Necessity – A Necessary Clarification

The words necessity, necessary, and necessarily appear frequently in the posts on this site, primarily in reference to the Structure of Being, rather than in their common everyday usage. Typically, necessity is understood as something required by circumstances, causes, or logical conditions—something that must happen due to external constraints. This interpretation remains bound to the framework of becoming, where things emerge, change, and cease according to contingent factors.

However, within the Structure of Being, necessity does not refer to compulsion, causality, or inevitability within time. Rather, it signifies the eternal and indestructible nature of being. What is, is necessarily—not because it is forced to be, but because it cannot not be. It does not “become necessary”; it is necessity itself.

This is why becoming and contingency—the notions that things could be otherwise, or that they come into and go out of existence—are contradictions.

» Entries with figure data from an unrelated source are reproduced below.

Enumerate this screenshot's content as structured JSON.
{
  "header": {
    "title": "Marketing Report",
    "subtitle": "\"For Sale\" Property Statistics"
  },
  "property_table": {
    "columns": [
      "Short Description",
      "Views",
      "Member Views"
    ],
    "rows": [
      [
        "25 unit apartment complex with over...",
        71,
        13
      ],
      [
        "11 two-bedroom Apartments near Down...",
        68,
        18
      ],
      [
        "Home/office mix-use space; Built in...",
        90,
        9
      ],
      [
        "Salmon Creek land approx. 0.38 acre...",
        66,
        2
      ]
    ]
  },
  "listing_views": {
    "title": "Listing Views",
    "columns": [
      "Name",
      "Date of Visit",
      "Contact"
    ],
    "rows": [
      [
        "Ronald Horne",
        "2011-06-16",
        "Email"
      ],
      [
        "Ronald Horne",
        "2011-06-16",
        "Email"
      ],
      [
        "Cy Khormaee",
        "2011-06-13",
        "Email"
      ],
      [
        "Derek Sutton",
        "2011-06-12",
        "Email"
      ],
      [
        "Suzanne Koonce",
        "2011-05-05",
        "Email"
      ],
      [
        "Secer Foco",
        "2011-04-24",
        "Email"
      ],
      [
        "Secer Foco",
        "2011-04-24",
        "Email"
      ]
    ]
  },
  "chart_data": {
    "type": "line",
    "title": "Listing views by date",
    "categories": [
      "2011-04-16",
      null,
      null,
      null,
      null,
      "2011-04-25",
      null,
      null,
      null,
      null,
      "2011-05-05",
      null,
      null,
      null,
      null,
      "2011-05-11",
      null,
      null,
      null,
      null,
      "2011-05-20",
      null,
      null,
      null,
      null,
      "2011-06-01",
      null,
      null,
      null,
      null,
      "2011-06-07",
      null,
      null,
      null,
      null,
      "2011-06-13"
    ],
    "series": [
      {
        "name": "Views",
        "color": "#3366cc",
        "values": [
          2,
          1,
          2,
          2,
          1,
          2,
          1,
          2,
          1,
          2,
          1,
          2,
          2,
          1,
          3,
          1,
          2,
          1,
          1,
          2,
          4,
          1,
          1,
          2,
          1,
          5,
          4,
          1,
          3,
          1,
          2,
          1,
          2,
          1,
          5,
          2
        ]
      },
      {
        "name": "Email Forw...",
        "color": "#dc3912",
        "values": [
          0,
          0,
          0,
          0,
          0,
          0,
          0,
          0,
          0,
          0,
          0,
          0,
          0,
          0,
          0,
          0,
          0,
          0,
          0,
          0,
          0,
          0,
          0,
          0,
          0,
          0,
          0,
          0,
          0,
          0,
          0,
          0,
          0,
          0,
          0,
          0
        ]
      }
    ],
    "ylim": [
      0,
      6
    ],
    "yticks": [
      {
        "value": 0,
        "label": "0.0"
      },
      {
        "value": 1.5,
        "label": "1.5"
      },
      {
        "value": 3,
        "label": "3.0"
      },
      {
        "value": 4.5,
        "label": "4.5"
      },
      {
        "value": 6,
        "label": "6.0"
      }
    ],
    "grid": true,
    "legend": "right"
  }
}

The recognition of necessity reveals that all being is eternal; it does not depend on external conditions but simply is, in its fullness, beyond all change or negation.

Examples of Usage in This Context

  • “Being is necessarily itself—it does not arise from nothing, nor can it vanish into nothingness.”
  • “The recognition of necessity dissolves the contradictions of materialism and idealism, both of which assume becoming.”
  • “What appears to be change is not the becoming of one thing into another, but the necessary appearing and withdrawing of eternal being.”

Thus, when we speak of necessity, we are not referring to an imposed constraint, but to the very structure of reality: the immutable, undeniable truth that every being is eternally itself.